The board will hear public input on its tentative budget, which will raise ratepayers' bills by 6 percent over the 2012 numbers, the result of a decrease in funds from a settlement between the city and Occidental Chemical, an increase in employee pensions and increases in costs related to health care benefits for employees, according to board officials.
The board is facing a decrease of $1.3 million in funds from the Occidental Chemical settlement with the city, which will pay out $500,000 to the board in the final year of the 20-year agreement.
“This is a conservative budget that includes a very necessary rate increase to help offset the drastic decrease in the Occidental Chemical payment,” Paul Drof, the executive director of the water board, said. “In addition to the decrease in the Oxy payment, other financial pressures outside of our control such as increased state pension costs for employees, declining consumption and vital infrastructure upgrades are what made this budget very challenging.”
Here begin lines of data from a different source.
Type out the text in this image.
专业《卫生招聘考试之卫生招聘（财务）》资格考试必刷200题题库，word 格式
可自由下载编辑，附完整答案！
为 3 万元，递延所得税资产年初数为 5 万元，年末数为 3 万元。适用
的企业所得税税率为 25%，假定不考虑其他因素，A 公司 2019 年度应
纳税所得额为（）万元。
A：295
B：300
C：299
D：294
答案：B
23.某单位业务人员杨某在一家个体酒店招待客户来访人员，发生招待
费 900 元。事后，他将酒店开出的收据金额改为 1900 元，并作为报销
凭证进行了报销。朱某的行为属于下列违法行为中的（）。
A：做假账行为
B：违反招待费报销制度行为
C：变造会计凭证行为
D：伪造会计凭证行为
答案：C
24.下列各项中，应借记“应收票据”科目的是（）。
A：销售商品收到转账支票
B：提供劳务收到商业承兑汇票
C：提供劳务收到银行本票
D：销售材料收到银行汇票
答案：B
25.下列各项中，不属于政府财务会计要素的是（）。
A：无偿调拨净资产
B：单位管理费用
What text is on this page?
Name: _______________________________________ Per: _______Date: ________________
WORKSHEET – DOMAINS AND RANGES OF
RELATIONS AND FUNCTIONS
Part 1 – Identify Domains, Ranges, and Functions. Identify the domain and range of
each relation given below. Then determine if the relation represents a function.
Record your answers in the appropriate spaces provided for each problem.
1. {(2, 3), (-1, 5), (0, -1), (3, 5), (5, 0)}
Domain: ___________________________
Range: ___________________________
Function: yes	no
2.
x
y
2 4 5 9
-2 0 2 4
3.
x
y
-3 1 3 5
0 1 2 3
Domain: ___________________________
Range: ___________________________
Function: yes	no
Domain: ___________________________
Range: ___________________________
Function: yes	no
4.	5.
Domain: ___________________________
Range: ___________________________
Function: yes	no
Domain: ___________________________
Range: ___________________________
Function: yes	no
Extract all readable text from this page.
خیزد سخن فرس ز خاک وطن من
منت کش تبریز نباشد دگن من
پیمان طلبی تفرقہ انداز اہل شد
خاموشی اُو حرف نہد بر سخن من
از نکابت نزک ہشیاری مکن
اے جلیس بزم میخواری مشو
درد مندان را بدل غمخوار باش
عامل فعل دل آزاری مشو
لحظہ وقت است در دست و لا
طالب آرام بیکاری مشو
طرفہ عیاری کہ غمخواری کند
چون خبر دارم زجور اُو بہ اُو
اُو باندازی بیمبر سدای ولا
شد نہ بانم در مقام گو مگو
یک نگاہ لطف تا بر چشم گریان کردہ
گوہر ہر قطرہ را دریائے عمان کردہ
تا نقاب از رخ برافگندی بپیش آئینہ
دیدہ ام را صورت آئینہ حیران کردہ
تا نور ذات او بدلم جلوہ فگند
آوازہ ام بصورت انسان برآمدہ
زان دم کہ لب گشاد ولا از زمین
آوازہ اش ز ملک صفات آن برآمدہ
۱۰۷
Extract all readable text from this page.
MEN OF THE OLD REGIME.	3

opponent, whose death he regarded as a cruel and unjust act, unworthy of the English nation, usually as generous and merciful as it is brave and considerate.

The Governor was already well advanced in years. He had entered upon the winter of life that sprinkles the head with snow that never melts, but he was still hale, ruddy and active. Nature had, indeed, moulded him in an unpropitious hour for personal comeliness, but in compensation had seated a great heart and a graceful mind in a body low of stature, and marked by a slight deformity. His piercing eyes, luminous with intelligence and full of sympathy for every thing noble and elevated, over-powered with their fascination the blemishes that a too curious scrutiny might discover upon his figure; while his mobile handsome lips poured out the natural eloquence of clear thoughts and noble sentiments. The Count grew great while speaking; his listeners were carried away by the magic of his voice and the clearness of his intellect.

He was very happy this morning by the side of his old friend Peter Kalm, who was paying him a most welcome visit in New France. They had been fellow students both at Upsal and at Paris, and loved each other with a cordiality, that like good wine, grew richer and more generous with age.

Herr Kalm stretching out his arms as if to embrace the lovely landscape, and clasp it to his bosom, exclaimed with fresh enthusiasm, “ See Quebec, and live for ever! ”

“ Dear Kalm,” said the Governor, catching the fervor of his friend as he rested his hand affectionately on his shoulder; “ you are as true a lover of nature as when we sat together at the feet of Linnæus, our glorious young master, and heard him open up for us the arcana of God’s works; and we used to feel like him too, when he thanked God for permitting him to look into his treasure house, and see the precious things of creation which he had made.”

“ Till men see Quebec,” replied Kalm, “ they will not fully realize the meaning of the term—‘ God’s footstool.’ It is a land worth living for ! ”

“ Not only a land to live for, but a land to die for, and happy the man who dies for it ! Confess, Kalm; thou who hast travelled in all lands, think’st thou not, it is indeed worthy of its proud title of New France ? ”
Drof said that water board members, members of the water board's finance committee and staff members worked hard to bring the rate increase, which will cost the average rate payer about $20 a year, down from to 8.5 percent increase that was submitted a month ago to the 6 percent number that is now proposed.
“We have and continue to do everything under the water board’s control to cut costs and improve efficiencies and pass those savings on to ratepayers,” Drof said.
There are also a pair of resolutions on the agenda for the water board meeting that could affect the tentative budget, one to create a new position and one to reestablish a position.
Ted Janese, the chairman of the water board, said that declining population and debt service payments from infrastructure improvements are also reasons for the rate increases.